In the end Mrs Moore, who couldn’t see why the school should have to pay such a transfer fee, decided not to take up the post. Instead, she set up the Supply Teacher Consortium, an agency - or “service”, as she prefers to call it - that shares profits with supply teachers, pays them according to the national scale and does not charge schools transfer fees.
Such fees often amount to much more than pound;1,500 and can thus make life very difficult for teachers who want to switch from supply to permanent work. Newly qualified teachers are hit particularly hard, says Mrs Moore. “Many NQTs are not aware of these transfer fees, and trap themselves in a cycle of working in lots of different schools on supply and never being offered a job - because even though the schools would love to employ them, they can’t afford the fee,” she explains. “That means that every school they work in is one less school that’s going to offer them a job,” she says.
Not all teacher supply agencies charge transfer fees, but those that do will find it much harder to get away with this practice once new rules on hiring temporary workers come into force. The rules have already been redrafted several times, but if they go through in their present form, employers will no longer have to pay transfer fees as long as they leave a gap of eight weeks after the end of the temporary assignment before taking workers on to their full-time staff.
The new rules would therefore see an end to financial barriers in the way of agency teachers who want to take a full-time job. For example, an agency supply teacher would be able to take up a full-time job in, say, September as long as they hadn’t done any work at the same school since the previous half-term break.
The Employment Agencies Regulations are among a raft of new developments which, taken together, promise to give supply teachers and other temporary workers a better deal. The Government is looking at the effects of extending employment rights such as maternity leave and redundancy pay to temporary workers. In addition, consultations have just ended over a proposed European directive that will give agency workers the right to the same basic employment conditions as permanent employees doing similar work. These would cover pay, maternity rights and protection against discrimination on grounds of sex, race, disabilities and age.
But the directive would not cover agency workers hired to work on assignments lasting less than six weeks. So teachers working supply for just a few days or weeks at a time would not benefit. It is also possible that pay will be excluded when the draft directive eventually becomes law - at least, that is what the Government, backed by much of the recruitment industry, wants to happen. But even if the law does end up saying that agency workers must be paid the same as similar permanent employees, it remains unclear what “similar” really means in the case of supply teachers.
Bob Wicks, chief executive of Select Education and chair of the education division of the Recruitment and Employment Confederation, argues that it makes no sense to compare supply teachers with those in permanent jobs.
“If you are doing one day, two days or one week in a school, you can’t have the same level of involvement as someone who does the job permanently,” he says.
But other recruitment insiders take a different view. Mike Norman, managing director of Reed Education Professionals, says that while supply teachers may do less administrative work than permanent staff, for both groups the job is about teaching children in the classroom, so agency staff should be paid on the same scale as permanent teachers. “With something as fundamental as pay and where there is a pre-defined scale, I can’t see how somebody would justify not using it,” says Mr Norman.
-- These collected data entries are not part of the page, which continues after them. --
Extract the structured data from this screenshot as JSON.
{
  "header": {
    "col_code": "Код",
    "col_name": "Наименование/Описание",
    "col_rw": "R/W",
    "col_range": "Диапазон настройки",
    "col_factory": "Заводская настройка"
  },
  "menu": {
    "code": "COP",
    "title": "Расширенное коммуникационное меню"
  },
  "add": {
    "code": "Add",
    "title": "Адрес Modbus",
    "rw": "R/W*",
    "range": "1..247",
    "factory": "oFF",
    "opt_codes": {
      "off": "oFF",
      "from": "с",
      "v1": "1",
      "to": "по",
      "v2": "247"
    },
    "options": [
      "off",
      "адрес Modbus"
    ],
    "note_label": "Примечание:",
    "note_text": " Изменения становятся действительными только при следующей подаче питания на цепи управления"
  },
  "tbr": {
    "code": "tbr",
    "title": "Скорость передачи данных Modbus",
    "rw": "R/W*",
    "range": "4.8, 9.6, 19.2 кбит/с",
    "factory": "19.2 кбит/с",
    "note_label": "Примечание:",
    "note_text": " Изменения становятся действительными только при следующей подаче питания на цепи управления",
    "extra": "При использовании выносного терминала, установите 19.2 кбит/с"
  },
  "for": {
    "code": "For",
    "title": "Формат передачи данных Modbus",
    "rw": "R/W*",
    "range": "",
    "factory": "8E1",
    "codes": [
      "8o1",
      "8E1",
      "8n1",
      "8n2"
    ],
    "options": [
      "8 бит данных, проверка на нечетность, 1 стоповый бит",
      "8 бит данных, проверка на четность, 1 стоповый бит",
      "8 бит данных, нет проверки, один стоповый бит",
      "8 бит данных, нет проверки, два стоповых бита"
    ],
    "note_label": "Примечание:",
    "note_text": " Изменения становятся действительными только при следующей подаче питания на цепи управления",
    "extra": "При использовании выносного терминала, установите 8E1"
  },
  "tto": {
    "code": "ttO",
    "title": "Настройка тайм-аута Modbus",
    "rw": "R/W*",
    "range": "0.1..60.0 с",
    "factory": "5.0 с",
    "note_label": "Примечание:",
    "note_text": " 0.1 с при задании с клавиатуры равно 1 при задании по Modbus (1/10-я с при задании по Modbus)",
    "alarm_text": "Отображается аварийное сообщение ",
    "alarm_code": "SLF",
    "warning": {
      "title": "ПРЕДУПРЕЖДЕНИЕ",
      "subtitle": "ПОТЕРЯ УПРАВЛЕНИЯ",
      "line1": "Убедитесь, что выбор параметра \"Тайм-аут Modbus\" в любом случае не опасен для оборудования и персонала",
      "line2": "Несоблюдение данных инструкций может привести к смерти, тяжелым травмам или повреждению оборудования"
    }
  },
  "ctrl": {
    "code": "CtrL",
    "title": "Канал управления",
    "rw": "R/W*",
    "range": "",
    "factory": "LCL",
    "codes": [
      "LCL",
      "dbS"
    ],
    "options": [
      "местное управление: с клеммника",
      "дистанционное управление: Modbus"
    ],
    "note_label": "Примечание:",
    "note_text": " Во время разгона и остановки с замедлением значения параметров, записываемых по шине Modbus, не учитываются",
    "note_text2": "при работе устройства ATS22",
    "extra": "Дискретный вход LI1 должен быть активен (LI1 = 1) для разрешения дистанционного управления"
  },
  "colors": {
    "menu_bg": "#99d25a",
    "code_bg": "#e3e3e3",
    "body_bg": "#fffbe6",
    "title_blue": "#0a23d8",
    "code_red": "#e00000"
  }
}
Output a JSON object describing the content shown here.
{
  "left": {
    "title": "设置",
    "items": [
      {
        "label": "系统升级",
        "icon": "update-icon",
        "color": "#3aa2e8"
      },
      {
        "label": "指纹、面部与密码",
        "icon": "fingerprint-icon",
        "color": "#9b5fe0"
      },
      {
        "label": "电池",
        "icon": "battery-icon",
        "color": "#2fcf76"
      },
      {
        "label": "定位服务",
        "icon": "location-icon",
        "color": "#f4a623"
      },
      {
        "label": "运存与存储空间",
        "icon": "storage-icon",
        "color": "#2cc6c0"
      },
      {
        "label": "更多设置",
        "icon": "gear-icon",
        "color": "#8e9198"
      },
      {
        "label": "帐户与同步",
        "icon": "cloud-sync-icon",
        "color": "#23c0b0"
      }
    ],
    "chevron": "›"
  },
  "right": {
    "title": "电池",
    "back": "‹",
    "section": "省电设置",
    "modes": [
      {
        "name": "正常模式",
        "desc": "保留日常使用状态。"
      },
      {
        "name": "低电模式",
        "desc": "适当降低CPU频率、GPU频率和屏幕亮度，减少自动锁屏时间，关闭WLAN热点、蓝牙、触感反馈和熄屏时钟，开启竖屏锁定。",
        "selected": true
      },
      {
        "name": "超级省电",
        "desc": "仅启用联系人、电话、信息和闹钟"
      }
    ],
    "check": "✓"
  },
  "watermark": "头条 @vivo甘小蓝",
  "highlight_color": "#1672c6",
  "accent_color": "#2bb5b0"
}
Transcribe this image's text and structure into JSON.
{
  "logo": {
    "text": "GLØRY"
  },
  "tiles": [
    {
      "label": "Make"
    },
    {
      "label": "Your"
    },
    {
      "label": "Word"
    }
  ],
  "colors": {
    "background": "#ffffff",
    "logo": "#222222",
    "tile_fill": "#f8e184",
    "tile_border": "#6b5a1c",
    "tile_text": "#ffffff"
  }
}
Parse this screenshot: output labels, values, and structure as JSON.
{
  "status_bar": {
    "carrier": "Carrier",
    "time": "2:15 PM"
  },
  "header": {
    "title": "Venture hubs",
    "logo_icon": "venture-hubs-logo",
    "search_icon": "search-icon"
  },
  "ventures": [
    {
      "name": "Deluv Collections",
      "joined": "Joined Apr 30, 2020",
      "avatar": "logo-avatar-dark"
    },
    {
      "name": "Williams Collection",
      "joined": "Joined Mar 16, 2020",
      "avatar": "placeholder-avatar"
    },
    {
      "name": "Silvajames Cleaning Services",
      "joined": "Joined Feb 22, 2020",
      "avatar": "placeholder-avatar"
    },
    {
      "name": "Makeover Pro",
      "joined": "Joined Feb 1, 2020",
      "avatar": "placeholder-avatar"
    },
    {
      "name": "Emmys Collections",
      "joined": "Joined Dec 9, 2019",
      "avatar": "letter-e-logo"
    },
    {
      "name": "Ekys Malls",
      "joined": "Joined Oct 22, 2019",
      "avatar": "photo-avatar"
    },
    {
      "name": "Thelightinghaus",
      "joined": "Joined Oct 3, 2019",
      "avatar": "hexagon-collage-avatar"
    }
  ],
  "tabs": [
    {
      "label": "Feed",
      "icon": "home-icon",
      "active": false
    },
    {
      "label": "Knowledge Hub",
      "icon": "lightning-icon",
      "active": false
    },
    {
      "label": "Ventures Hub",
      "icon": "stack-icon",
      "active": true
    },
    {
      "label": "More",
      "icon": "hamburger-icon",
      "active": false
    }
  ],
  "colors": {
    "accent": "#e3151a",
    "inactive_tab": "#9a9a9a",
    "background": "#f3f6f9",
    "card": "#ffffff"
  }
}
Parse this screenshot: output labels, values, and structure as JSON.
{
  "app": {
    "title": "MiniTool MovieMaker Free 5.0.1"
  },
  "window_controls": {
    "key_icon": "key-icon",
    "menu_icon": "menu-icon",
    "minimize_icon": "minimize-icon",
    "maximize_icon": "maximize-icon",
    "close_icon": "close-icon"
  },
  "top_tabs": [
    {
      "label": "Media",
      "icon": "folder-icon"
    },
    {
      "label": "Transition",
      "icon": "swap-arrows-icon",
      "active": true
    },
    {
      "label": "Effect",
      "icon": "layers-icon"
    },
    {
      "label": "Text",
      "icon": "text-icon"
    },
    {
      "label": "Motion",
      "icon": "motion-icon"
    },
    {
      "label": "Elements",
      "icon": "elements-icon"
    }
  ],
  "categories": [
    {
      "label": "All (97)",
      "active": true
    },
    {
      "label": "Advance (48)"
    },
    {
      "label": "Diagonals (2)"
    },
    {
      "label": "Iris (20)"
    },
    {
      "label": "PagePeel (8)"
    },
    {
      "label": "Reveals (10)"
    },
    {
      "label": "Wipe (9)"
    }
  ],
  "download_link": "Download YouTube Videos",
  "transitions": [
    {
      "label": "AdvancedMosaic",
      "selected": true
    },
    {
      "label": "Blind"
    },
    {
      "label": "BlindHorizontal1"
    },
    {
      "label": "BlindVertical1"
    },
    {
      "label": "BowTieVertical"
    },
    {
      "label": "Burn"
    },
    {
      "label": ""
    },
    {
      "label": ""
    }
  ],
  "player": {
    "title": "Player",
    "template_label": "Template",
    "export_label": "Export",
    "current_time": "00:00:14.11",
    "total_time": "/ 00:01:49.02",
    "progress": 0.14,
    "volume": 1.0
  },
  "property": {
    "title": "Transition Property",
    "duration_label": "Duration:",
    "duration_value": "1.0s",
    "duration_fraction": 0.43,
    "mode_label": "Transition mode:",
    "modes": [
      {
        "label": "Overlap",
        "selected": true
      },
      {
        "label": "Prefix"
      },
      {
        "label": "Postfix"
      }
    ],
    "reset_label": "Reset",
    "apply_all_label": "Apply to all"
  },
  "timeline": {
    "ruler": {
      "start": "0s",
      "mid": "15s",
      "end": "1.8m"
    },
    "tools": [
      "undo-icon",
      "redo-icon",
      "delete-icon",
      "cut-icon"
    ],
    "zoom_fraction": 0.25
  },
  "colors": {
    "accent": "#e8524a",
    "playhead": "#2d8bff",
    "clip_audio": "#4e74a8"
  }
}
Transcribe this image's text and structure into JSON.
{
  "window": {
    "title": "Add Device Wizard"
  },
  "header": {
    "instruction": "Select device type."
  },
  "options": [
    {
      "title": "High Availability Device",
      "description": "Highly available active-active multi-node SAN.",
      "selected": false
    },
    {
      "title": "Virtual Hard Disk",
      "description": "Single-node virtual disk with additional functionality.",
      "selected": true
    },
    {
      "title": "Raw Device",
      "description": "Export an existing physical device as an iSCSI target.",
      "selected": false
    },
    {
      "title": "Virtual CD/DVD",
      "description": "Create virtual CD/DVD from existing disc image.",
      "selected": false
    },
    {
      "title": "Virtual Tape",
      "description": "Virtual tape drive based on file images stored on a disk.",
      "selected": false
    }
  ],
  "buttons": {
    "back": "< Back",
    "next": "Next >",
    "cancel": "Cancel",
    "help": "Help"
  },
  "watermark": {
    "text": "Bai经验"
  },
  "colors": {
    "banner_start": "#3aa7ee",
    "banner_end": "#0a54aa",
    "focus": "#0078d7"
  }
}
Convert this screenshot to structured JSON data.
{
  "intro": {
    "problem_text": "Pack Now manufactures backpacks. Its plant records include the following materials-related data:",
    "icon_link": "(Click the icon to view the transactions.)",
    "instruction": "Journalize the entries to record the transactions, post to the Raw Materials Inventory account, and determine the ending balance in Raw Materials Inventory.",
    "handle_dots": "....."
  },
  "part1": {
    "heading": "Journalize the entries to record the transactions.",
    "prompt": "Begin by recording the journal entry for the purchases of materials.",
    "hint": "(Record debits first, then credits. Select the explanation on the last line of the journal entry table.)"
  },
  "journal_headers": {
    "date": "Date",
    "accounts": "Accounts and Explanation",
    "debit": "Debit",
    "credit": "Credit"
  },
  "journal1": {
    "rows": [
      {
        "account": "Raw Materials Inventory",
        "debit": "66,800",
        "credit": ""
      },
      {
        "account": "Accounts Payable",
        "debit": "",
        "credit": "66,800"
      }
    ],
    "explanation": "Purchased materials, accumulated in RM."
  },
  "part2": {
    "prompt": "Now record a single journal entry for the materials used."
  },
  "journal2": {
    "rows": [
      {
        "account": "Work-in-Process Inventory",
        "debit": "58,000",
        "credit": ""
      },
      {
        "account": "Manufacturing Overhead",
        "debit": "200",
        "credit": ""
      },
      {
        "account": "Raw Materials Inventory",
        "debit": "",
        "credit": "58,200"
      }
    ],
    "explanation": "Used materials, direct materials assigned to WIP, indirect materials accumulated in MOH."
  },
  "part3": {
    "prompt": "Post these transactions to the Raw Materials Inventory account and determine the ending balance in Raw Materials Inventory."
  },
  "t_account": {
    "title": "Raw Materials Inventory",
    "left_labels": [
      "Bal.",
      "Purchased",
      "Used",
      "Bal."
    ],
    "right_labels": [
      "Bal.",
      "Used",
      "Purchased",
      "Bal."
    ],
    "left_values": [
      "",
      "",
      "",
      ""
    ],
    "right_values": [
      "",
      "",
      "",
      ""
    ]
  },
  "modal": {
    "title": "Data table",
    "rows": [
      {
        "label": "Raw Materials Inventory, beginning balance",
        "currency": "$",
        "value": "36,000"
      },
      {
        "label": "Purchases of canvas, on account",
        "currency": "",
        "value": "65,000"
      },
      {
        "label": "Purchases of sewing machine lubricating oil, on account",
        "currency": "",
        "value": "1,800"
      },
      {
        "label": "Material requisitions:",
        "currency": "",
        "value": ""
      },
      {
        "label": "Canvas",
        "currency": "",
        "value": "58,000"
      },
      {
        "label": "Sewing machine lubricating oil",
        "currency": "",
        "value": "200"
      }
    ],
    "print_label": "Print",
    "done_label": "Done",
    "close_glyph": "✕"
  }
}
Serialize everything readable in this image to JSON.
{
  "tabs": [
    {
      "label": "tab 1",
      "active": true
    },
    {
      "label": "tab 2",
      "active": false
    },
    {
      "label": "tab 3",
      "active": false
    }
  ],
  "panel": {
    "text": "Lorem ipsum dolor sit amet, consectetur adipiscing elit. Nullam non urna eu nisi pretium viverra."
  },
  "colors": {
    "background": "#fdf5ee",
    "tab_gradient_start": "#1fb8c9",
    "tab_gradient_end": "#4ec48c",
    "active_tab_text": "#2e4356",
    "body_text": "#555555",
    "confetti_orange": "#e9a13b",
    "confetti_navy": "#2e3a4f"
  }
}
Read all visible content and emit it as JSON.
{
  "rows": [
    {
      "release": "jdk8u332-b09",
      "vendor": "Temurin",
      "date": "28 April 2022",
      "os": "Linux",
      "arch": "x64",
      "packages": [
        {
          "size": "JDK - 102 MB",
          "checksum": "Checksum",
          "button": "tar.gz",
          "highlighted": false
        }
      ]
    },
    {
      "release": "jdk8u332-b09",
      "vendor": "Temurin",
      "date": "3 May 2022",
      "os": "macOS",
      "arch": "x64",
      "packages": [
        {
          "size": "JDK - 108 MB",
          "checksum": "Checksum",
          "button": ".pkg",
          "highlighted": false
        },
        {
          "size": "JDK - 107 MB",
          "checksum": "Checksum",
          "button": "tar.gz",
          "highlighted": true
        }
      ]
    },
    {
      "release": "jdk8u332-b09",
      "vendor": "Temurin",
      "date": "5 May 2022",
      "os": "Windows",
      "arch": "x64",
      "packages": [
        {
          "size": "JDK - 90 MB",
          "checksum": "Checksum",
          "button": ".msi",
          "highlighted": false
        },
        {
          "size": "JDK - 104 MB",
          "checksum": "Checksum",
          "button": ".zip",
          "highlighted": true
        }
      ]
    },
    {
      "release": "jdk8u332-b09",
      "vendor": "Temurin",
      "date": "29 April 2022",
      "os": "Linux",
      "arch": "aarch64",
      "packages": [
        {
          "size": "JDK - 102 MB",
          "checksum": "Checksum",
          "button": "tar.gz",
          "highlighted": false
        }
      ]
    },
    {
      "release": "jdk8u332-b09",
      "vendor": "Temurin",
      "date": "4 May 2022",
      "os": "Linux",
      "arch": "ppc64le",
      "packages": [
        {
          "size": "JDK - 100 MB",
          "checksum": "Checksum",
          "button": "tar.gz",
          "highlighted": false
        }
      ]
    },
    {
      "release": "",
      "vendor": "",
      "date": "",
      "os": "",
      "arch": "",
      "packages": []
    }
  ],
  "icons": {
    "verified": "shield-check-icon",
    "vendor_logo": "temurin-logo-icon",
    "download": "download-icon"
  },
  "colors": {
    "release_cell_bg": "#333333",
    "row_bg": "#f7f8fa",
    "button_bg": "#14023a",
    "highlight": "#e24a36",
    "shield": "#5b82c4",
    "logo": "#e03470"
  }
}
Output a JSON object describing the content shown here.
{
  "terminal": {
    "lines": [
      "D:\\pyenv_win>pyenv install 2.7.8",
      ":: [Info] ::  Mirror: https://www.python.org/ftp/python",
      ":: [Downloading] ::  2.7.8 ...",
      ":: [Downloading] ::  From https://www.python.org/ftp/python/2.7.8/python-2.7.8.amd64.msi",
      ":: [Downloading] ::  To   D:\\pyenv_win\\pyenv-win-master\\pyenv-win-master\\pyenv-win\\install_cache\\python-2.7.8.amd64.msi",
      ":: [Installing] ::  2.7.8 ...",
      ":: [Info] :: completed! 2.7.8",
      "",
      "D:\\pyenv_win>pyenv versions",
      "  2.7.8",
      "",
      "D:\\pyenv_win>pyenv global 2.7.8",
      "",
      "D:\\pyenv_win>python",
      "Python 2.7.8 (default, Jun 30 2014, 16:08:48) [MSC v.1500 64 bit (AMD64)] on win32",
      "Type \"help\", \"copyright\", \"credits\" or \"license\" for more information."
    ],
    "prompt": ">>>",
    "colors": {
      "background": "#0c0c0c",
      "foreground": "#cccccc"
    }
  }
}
The argument over how much protection the new directive should give agency workers is likely to continue for a long time. Meanwhile, those on fixed-term contracts, another group of workers who have traditionally been hard done by, are already enjoying new employment rights. Under regulations introduced in October, they now have the right to the same pay, pensions, holidays, sick pay and training opportunities as permanent employees.
These regulations also state that if someone is employed on a string of fixed-term contracts for four years or more, they will automatically become permanent members of staff unless there is a good reason why this should not happen. But some of the unions representing fixed-term employees say the new regulations don’t go far enough. For example NASUWT, the second biggest teachers’ union, wants teachers to be entitled to a permanent job after just two or three years on fixed-term contracts.
But Joe Boone, the union’s assistant secretary for industrial relations, is ready to concede that permanent status after four years is better than nothing.
“These regulations won’t have a major impact,” he says. “But there is obviously now an acceptance in government that there is a genuine need to remove the misuse of fixed-term contracts.”